What about the ChatGPT search-indexing incident in 2024?

In late 2024 a number of ChatGPT 'shared chat' links - the public URLs the share button generates - were found indexed by Google Search, surfacing conversations that the people who created the share links almost certainly did not intend to publish. OpenAI's share-link semantics had been 'anyone with the link can view', which is functionally 'anyone' once a search engine has crawled it (see our companion piece on cloud share links for the full pattern of why this happens). OpenAI added a noindex meta tag to shared chats and tightened the default in early 2025, but the indexed URLs that were already in Google's index took weeks to clear. The general rule across the industry: any 'shared with link' surface is one search-engine crawl away from being public, regardless of the URL's length.

Are AI features built into other apps - Notion AI, Slack AI, the Apple Intelligence stuff - any different?

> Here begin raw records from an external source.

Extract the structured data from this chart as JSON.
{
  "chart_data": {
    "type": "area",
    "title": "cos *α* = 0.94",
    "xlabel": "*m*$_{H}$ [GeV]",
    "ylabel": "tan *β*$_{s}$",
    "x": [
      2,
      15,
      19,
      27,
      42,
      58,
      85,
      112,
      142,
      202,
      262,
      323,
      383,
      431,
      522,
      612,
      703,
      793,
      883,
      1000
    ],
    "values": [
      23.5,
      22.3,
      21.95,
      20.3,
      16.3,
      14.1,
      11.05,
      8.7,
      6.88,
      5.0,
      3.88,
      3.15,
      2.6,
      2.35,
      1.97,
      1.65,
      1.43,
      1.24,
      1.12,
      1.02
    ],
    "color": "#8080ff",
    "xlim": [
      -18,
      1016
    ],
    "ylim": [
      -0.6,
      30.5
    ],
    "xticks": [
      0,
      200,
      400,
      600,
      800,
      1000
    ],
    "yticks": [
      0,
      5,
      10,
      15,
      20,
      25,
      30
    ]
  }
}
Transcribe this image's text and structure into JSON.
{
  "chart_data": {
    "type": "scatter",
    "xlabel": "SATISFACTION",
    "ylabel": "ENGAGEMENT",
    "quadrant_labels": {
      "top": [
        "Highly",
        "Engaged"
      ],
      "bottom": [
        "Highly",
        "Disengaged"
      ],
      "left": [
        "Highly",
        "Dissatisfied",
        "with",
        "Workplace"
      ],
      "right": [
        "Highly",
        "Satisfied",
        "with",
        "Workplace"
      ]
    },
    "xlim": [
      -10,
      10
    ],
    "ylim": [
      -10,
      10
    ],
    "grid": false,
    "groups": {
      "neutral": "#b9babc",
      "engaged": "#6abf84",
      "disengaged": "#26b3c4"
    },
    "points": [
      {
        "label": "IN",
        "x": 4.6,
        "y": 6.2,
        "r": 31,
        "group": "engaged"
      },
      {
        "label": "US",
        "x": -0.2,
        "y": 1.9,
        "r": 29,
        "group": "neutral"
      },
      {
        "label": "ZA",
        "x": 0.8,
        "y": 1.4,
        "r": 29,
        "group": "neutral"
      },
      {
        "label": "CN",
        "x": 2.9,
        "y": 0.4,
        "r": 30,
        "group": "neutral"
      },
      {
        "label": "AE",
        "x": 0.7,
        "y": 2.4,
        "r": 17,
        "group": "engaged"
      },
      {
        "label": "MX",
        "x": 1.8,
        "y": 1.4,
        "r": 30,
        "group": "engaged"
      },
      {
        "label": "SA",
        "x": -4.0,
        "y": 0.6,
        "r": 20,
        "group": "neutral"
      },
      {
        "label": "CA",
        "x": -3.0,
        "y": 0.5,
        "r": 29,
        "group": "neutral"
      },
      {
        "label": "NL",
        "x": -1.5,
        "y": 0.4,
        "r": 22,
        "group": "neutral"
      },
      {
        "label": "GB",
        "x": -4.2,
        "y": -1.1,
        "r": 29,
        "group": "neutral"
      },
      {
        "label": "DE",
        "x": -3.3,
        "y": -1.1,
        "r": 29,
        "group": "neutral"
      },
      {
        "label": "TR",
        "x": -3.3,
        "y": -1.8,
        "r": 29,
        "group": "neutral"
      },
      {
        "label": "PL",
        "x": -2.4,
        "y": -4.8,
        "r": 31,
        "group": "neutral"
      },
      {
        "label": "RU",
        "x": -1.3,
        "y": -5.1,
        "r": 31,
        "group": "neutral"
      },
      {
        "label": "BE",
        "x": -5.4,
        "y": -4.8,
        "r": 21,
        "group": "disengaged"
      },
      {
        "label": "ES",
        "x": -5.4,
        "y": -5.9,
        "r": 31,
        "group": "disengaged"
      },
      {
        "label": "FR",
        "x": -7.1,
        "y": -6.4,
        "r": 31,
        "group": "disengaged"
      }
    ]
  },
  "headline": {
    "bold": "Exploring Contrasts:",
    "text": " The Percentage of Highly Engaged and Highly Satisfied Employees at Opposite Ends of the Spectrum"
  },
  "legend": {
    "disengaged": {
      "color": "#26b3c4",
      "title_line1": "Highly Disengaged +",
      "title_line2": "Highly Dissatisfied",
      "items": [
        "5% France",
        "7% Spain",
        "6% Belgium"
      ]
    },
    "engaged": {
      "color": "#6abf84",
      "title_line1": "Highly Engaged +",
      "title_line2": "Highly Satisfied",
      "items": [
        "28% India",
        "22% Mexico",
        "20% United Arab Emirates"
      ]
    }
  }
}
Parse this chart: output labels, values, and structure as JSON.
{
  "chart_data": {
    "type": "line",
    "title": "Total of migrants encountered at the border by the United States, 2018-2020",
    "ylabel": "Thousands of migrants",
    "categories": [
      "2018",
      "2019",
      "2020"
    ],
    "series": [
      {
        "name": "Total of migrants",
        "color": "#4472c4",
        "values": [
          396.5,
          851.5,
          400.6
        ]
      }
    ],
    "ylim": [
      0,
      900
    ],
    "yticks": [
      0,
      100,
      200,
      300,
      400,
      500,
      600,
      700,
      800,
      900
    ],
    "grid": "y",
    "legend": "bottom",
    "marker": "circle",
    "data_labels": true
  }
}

They split into two camps. Notion AI, Slack AI, and most Office 365 Copilot features are wrappers around OpenAI, Anthropic, or Google models running on the AI vendor's infrastructure, with a contract that flows your data through the wrapper vendor to the model vendor and back. The retention and training posture follows the contract chain - Slack AI on the Enterprise+ tier inherits no-training, Notion AI inherits the OpenAI enterprise terms, and so on. Apple Intelligence is genuinely different: Apple's Private Cloud Compute architecture runs the requests on Apple-controlled hardware with attested code and no persistent storage, and the on-device models never leave the device at all. Apple's design here is the strongest published privacy posture in mainstream AI, and it is worth understanding even if you do not own Apple devices because it sets a useful bar for what other vendors could be doing and are not.

What is the practical rule for handling sensitive files - contracts, IDs, medical records, source code?

If the file would be uncomfortable in a public S3 bucket, do not put it into a consumer AI tool. The realistic options are: (1) an enterprise contract with a no-training, zero-retention or short-retention clause, audited by your legal team; (2) an on-device or self-hosted model - Ollama, LM Studio, llama.cpp for text, the local image and OCR models we ship in Privvert's tools - where the file never leaves your machine; (3) redact the sensitive fields locally before uploading, treating the AI tool as untrusted infrastructure. For the specific case of files where the sensitive part is identifiers or metadata rather than the body, our pieces on PDF redaction, photo metadata, and what 'delete' really does cover the local-redaction workflow in detail.